Created and managed by centralized entities, the supply of these tokens, and therefore the price, is vulnerable to manipulation: undisclosed pre-mining allocations, insider VC deals, small float and total supply, you name it.

It is this kind of exposure to (empty) tokens, especially in the form of collateral, that ultimately brought down crypto hedge funds Three Arrow Capital, FTX’s sister company Alameda Research, and many others.

“In our opinion, the bubble that arose in cryptocurrency this year was in the atmosphere of tokens created only for speculative purposes,” said BOOX Research, adding:

“While we can debate which cryptocurrencies are ‘bad money out of good,’ FTT and LUNA are two examples that everyone can agree don’t exist.”

Therefore, the market influx of altcoins that should never have existed, including FTT, could further strengthen investors’ confidence in Bitcoin.
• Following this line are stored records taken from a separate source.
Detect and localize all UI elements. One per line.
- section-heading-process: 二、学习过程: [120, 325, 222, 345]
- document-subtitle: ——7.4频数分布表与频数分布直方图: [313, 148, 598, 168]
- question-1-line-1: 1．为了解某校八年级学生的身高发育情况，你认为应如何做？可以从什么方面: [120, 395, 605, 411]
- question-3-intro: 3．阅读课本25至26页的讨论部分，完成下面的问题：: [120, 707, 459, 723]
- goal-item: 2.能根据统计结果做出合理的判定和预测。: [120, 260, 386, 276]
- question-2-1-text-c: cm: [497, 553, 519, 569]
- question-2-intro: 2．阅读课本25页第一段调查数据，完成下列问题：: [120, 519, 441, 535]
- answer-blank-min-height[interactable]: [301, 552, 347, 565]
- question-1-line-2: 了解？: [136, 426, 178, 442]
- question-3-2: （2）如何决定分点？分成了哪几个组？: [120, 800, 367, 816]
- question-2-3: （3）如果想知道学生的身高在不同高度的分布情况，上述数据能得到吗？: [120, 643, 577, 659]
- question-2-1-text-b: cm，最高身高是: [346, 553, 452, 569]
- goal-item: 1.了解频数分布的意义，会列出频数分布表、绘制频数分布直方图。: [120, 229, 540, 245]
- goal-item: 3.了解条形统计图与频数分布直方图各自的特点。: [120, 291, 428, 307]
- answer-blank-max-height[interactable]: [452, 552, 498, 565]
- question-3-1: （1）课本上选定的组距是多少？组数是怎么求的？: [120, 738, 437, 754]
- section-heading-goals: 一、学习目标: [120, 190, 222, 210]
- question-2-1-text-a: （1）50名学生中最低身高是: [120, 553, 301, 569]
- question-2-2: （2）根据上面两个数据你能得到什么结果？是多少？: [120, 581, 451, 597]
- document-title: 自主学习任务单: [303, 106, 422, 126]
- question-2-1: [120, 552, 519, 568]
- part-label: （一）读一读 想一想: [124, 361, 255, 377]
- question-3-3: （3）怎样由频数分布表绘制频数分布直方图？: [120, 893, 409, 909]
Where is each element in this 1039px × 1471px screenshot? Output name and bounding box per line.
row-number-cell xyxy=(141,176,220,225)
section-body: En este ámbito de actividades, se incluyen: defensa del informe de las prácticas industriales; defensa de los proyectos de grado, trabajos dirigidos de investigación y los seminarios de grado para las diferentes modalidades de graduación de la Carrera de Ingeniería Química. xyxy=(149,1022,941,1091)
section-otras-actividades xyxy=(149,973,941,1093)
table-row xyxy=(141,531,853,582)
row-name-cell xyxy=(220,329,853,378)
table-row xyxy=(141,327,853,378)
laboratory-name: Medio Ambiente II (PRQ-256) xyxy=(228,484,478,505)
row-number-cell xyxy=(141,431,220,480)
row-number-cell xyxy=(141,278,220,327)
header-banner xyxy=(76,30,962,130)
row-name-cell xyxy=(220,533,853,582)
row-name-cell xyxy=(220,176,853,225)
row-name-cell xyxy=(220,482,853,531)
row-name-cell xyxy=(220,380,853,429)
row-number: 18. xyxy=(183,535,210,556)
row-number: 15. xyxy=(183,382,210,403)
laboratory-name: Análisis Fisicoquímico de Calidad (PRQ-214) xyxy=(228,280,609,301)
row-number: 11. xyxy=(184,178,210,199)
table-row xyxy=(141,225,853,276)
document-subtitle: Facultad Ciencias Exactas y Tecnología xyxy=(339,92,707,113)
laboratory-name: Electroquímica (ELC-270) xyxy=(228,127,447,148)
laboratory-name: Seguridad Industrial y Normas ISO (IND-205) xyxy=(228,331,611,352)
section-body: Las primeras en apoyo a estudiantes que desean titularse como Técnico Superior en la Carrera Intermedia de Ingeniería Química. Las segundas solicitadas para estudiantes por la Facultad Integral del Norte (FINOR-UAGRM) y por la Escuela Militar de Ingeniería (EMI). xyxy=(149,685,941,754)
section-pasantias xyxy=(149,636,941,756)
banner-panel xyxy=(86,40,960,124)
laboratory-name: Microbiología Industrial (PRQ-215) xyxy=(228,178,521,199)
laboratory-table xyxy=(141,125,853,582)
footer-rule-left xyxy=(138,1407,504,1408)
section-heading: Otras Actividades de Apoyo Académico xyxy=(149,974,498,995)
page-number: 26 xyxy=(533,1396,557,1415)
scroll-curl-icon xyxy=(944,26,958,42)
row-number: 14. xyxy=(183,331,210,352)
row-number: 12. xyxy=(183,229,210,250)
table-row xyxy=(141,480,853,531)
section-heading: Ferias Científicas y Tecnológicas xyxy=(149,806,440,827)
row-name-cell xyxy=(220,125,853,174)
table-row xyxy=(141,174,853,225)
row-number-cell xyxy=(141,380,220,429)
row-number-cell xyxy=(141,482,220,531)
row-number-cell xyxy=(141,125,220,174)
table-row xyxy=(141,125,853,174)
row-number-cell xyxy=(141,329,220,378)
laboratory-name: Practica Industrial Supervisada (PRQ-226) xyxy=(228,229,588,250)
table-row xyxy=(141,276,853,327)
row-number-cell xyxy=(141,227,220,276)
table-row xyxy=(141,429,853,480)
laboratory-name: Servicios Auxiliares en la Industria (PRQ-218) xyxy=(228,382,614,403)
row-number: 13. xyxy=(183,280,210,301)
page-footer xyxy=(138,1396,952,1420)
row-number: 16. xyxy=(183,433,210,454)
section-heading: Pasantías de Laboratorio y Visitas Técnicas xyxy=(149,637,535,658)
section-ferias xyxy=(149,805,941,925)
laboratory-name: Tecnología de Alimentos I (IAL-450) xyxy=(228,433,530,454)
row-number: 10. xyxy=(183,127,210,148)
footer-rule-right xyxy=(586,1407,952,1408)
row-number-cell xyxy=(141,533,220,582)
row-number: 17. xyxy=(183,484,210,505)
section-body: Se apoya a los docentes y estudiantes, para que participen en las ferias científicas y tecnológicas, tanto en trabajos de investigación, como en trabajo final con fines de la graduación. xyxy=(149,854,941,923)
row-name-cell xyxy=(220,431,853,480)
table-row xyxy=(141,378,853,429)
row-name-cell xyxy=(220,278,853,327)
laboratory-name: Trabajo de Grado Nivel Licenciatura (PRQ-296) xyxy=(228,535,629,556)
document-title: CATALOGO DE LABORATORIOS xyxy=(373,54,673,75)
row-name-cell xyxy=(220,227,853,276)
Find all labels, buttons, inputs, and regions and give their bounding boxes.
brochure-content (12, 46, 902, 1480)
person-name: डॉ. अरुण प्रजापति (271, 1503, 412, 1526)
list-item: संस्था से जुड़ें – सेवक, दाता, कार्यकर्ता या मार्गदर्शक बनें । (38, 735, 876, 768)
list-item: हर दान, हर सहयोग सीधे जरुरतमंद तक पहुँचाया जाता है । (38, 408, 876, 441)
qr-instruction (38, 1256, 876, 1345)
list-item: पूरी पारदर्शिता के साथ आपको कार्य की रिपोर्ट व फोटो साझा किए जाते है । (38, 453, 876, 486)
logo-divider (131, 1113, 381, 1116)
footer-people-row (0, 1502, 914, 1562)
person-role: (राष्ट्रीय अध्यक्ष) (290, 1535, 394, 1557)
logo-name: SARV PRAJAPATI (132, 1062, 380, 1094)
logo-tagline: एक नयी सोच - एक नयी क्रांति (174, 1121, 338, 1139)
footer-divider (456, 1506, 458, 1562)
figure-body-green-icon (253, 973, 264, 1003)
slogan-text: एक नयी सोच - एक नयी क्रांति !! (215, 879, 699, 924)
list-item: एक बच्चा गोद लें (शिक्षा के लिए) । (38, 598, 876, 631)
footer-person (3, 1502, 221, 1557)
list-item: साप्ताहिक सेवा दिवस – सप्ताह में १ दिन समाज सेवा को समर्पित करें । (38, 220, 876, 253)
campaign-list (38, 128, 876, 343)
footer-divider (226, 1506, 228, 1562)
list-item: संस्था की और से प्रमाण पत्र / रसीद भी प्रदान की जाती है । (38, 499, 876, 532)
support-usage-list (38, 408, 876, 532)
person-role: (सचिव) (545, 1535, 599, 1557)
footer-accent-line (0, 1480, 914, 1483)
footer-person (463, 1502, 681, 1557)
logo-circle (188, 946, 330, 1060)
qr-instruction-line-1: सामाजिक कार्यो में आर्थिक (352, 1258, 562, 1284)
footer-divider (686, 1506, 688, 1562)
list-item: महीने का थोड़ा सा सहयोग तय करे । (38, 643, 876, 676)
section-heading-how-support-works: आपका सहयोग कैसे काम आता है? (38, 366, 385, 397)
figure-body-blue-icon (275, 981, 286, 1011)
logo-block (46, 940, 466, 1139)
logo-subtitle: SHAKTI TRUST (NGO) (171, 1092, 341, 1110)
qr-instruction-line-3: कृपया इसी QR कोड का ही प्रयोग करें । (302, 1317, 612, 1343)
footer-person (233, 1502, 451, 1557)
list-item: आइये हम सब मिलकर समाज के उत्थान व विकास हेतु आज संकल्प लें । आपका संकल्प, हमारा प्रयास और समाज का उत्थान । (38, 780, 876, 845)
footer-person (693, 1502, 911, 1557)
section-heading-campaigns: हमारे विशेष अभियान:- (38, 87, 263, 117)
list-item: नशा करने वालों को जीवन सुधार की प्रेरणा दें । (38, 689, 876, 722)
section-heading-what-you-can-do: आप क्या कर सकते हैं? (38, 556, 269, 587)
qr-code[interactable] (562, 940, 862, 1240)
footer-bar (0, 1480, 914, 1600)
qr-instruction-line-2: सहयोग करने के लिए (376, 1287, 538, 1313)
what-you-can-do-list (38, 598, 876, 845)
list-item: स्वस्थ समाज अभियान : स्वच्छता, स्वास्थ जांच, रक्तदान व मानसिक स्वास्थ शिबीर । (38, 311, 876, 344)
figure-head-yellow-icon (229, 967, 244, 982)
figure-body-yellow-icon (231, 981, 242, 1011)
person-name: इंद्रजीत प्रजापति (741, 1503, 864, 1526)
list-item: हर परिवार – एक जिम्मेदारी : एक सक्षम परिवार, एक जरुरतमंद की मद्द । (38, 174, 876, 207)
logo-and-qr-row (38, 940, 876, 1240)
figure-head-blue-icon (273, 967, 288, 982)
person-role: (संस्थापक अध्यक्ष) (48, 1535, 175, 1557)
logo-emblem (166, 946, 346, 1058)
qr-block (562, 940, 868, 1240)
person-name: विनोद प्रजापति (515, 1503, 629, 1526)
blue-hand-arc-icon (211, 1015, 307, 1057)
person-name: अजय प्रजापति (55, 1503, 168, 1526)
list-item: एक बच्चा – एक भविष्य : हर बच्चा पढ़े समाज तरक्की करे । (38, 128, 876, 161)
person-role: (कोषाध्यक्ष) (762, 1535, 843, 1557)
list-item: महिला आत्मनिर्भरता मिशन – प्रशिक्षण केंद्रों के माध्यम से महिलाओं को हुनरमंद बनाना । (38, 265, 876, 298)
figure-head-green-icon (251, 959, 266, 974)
Early data points to the same, with CoinShares reporting an increase in inflows into Bitcoin-based investment funds.

Note that Bitcoin-based investment vehicles attracted $18.8 million to their coffers in the week ending November 11, bringing their year-to-date inflows to $316.50 million.

Flow by asset. Source: Bloomberg/CoinShares

James Butterfill, head of research at CoinShares, added: “The inflows started on the back of extreme price weakness caused by the FTX/Alameda collapse at the end of the week:

“This suggests that investors are seeing this price weakness as an opportunity, distinguishing between ‘trusted’ third parties and an inherently unreliable system.”

At the same time, chain data shows that Bitcoin is not witnessing a collapse in demand in the current bear market compared to 2018.

The number of non-zero Bitcoin addresses continued to reach a record high of 43.14 million as of November 16, despite the price drop.

Bitcoin addresses are counted with a non-zero BTC balance. Source: Glassnode

In comparison, the bear market of 2018 saw a significant drop in the number of non-zero Bitcoin addresses, indicating that traders are more confident about the price recovery, especially as the FTX domino effect clears the dead trees.

The views and opinions expressed herein are solely those of the author and do not necessarily reflect the views of Cointelegraph.com. Every investment and trading action involves risk, you should do your own research when making a decision.